In its statement, the restaurant association said CapitaLand had promised rental rebates of up to 50 per cent for its restaurant tenants, but has so far offered those located in urban malls only a 10 to 15 per cent discount for two months.

Mr Jason Leow, CapitaLand president for Singapore and international, said rental relief will be disbursed to tenants in a targeted manner since the coronavirus outbreak has impacted different malls and trade categories in varying degrees.

CapitaLand said last week that among other measures, it would offer various forms of support, including flexible rental payments and a one-time rental rebate of up to half a month for eligible tenants.

Asked which tenants would qualify for the highest rental rebates, Mr Leow said, without giving specific details, that it will be offered to tenants who have been more affected by the coronavirus outbreak.

He said: "As an interim relief, we have granted rental rebates of 20 to 30 per cent over two months to eligible tenants in our downtown malls, which have been more affected.
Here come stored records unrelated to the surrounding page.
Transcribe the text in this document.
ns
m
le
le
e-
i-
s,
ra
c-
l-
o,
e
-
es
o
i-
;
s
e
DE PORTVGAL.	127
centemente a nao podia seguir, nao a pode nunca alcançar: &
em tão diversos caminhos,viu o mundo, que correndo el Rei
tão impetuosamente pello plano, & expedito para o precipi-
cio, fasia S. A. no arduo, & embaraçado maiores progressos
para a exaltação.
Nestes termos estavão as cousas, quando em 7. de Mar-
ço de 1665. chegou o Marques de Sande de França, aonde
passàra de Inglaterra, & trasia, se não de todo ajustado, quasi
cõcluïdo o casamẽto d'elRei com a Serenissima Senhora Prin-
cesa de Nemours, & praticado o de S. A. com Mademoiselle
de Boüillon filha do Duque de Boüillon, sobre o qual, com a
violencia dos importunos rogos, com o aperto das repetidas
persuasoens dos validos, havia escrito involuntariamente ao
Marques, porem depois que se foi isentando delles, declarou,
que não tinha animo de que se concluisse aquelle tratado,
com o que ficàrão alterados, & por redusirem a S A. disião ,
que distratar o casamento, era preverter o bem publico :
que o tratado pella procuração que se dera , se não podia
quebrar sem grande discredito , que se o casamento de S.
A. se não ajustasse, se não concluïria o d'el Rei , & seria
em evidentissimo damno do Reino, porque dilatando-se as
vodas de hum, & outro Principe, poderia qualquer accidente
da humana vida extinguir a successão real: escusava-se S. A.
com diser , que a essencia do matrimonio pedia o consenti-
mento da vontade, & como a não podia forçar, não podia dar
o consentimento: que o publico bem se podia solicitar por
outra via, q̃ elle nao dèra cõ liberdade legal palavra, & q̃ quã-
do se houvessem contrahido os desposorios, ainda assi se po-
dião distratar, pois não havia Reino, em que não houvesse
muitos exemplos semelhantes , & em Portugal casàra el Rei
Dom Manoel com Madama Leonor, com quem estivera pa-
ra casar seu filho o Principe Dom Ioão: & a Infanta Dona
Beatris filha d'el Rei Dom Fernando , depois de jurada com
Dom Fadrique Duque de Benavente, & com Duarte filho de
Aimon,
"We will continue to engage our tenants closely and stand prepared to do more should the situation require."

CapitaLand aims to inform all tenants of their respective rental relief packages by the end of the month.

RAS executive director Edwin Fong said: "We are deeply disappointed in the landlords' lack of follow-through in spite of public announcements of support for the industry during this crisis."

He added: "The landlords need to fulfil their role as partners in helping the F&B industry save jobs and secure the livelihood of our employees."